From Publishers Weekly
Snyder, a lawyer and baseball writer, gives an account of St. Louis Cardinals outfielder Curt Flood's failed though influential suit against Major League Baseball, offering both a sturdy revision of Flood's biography and a polemical defense of the pro-player fight of which Flood was a part. Benefiting from a lawyer's pen, the intricacies of the terms "reserve clause" (which bound players "to their teams for life") and "baseball's anti-trust exemption" are quickly and clearly explained, as the world of 1960s Major League Baseball is brought to life. Before "free agency," players had few rights; after the 1969 season Flood fought being traded to Philadelphia, taking his battle to the Supreme Court. While the narrative drags at points, the stories of those central to Flood's case (like Marvin Miller, director of the Player's Association, and Arthur Goldberg, Flood's chief lawyer) are vividly rendered. Most compelling, however, is the portrait of Flood's humble upbringing (in working-class Oakland) and the racism he experienced during his early years on the field ("name-calling, segregated facilities, and second-class citizenship"). This account both serves to explain why Flood was "serious about sacrificing his playing career to sue baseball" and helps reposition Flood as a successor to Jackie Robinson's "lifelong battle against injustice."

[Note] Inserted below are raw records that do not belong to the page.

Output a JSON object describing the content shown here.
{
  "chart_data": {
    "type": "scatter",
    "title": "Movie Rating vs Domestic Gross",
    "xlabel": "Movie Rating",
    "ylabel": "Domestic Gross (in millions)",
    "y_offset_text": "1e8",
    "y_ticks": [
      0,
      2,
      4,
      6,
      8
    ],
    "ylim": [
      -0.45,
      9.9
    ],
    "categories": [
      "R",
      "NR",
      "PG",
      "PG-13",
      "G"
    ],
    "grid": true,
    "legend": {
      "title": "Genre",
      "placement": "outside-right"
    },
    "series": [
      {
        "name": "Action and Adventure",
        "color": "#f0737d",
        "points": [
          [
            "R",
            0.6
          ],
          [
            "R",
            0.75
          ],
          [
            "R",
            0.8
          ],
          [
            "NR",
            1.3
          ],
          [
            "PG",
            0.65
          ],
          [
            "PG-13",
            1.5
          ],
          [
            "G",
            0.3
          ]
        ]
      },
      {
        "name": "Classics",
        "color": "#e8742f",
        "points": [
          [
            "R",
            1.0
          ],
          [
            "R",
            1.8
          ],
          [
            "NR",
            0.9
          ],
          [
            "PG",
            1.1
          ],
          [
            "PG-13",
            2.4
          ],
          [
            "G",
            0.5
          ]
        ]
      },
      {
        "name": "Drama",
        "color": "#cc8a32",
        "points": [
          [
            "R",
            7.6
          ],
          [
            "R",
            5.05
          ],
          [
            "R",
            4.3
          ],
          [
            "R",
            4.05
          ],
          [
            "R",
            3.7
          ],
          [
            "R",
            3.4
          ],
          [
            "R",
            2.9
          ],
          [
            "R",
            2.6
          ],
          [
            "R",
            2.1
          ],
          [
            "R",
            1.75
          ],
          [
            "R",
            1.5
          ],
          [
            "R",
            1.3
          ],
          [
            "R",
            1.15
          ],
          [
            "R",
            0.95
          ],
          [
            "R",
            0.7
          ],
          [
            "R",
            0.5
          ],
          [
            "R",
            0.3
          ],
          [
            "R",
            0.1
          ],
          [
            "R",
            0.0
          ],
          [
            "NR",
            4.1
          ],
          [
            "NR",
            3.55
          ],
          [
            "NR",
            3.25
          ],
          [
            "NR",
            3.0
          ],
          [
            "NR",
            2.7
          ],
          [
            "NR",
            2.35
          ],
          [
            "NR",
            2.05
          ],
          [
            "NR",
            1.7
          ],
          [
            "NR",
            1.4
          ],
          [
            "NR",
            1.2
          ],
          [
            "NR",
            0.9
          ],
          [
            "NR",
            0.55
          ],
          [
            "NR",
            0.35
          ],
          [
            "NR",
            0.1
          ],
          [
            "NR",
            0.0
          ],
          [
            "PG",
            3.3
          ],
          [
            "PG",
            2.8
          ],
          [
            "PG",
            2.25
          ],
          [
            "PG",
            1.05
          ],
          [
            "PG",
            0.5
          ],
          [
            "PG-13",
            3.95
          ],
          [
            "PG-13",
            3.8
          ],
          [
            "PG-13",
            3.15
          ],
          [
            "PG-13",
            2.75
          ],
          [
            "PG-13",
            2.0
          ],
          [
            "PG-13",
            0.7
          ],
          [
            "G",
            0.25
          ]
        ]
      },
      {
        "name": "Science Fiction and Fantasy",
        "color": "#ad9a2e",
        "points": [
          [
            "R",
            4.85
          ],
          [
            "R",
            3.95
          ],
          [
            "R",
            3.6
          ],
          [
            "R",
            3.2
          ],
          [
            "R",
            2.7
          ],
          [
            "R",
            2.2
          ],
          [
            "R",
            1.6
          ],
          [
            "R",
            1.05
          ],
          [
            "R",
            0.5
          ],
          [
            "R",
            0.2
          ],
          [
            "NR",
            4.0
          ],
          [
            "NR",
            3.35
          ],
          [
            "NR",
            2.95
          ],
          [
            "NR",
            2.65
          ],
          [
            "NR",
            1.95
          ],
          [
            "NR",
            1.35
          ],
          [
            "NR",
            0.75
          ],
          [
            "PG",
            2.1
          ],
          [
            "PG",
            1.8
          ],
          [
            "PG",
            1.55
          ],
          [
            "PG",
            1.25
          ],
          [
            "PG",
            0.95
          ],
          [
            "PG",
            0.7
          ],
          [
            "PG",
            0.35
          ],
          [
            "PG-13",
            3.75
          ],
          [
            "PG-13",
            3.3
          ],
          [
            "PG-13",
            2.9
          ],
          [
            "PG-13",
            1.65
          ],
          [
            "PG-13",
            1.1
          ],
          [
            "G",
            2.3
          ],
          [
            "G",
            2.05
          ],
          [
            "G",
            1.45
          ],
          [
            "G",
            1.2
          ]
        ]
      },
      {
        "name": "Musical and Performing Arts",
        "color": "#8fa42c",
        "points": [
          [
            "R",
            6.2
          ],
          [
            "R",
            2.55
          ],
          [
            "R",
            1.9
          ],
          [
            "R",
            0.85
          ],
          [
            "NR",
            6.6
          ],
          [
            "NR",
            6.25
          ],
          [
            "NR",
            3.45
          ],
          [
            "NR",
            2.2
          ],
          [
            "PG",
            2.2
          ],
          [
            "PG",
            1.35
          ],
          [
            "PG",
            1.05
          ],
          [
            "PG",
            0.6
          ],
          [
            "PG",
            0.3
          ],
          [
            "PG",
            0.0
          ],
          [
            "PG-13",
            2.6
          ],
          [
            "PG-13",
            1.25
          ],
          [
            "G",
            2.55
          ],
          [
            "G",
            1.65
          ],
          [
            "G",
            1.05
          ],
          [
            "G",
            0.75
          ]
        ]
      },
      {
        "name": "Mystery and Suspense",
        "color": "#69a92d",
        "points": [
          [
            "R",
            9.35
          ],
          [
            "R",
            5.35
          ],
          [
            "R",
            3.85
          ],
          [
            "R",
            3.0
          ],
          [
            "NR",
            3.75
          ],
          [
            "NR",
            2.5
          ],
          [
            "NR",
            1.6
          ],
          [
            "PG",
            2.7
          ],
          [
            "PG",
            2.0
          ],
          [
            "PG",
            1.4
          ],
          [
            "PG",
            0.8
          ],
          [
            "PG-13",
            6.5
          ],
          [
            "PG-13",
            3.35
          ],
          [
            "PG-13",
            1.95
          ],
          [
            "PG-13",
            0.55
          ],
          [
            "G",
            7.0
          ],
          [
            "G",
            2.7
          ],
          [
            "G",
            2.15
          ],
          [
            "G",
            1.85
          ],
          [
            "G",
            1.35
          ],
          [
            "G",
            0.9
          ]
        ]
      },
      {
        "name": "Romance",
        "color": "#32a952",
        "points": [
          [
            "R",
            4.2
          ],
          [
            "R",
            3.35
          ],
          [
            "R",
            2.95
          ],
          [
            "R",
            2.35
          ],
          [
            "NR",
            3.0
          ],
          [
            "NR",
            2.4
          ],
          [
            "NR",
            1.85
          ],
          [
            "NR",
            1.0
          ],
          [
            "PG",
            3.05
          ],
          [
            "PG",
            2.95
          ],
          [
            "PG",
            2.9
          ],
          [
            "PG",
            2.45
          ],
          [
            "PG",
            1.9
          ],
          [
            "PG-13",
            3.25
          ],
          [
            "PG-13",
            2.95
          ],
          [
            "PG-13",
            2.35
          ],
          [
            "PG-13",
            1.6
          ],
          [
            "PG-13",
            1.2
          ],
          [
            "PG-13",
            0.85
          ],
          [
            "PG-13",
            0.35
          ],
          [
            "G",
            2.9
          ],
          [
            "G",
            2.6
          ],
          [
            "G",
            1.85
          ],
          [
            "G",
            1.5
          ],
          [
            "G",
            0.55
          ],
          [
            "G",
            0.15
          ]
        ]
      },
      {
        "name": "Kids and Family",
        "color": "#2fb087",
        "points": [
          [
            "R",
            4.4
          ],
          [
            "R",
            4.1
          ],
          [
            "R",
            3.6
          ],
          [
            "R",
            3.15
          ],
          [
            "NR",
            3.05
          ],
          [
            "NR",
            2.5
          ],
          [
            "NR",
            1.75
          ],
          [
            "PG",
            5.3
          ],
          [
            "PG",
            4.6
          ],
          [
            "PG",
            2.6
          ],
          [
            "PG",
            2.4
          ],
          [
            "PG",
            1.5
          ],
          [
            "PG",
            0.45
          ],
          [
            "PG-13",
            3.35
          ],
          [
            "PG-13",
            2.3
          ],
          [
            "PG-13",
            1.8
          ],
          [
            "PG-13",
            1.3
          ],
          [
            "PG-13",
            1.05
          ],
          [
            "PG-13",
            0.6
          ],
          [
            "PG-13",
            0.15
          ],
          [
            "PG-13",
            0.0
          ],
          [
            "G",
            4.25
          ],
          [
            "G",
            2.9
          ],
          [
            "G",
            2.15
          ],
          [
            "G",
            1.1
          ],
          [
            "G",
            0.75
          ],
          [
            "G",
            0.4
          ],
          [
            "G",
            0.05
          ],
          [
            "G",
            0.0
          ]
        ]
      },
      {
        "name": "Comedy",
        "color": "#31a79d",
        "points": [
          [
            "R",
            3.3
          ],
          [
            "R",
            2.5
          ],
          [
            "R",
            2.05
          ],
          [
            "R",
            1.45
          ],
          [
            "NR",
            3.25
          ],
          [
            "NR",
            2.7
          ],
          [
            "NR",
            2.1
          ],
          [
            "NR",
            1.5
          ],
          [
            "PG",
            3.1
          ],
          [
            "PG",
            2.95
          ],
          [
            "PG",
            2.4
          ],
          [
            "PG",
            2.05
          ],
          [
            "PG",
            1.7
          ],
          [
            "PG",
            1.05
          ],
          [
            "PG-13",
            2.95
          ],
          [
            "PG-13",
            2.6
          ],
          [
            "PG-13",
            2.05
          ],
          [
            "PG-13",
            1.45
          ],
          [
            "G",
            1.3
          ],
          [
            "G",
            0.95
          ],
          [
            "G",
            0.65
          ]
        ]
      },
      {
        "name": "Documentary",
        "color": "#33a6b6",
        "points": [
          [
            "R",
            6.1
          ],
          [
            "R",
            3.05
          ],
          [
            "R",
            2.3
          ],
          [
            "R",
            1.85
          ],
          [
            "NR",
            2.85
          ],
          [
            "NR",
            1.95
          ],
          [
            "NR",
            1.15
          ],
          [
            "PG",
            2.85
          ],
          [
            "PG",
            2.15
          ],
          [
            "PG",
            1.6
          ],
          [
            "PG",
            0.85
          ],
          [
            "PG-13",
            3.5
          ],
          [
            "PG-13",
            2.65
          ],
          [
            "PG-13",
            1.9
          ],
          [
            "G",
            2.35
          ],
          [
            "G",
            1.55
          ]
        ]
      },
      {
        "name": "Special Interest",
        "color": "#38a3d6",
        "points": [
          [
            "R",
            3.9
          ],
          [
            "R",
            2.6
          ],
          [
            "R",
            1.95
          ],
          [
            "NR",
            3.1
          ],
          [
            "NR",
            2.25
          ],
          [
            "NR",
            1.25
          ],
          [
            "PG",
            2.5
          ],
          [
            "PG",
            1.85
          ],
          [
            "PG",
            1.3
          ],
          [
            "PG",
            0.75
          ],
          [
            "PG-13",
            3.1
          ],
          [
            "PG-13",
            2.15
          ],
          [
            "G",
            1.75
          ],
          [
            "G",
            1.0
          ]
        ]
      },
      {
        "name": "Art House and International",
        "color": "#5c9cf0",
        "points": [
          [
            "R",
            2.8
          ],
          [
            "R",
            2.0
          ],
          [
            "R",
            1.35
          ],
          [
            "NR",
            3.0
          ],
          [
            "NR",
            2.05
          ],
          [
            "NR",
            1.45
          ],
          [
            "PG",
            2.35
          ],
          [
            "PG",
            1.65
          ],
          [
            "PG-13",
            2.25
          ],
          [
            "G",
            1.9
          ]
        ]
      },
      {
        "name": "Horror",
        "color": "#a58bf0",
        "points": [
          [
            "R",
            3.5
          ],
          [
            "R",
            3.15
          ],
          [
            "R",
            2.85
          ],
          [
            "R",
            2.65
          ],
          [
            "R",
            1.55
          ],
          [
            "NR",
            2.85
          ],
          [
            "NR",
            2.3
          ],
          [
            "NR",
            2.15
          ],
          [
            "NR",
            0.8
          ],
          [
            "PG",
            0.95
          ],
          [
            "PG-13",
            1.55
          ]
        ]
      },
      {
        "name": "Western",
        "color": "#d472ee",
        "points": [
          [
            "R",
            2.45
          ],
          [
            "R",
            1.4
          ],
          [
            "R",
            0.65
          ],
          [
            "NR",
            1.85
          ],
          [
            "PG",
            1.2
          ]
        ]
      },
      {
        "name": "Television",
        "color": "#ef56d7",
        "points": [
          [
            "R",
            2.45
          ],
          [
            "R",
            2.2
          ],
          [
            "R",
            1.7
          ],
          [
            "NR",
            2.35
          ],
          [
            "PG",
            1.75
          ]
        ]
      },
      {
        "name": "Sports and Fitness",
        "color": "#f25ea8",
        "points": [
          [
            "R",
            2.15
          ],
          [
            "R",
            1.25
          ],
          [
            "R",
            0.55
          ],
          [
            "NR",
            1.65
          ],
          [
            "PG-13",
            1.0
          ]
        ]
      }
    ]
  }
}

(Oct.) Copyright © Reed Business Information, a division of Reed Elsevier Inc. All rights reserved.
From Booklist
If one event has made the business of baseball what it is today, it is Curt Flood's challenge of major league baseball's "reserve clause," which essentially bound a player to his team for life, barring trades. As author Snyder relates in this careful and informed narrative, center-fielder Flood refused to report from the St. Louis Cardinals to the Philadelphia Phillies following the 1969 season, choosing instead to sue MLB over the clause. If Flood--honorable, thoughtful, brave, independent--was singularly qualified to champion the players' cause, he was also doomed by legal precedent, an uninformed and distracted counsel in former Supreme Court Justice Arthur Goldberg, and a curiously disinterested, if not hostile, players association. Flood would take his case to the Supreme Court only to lose in a 5-4 decision. But his efforts enable subsequent players to defeat the reserve clause. Snyder's account gives Flood his well-earned due and also details a critical period in the history of American sport.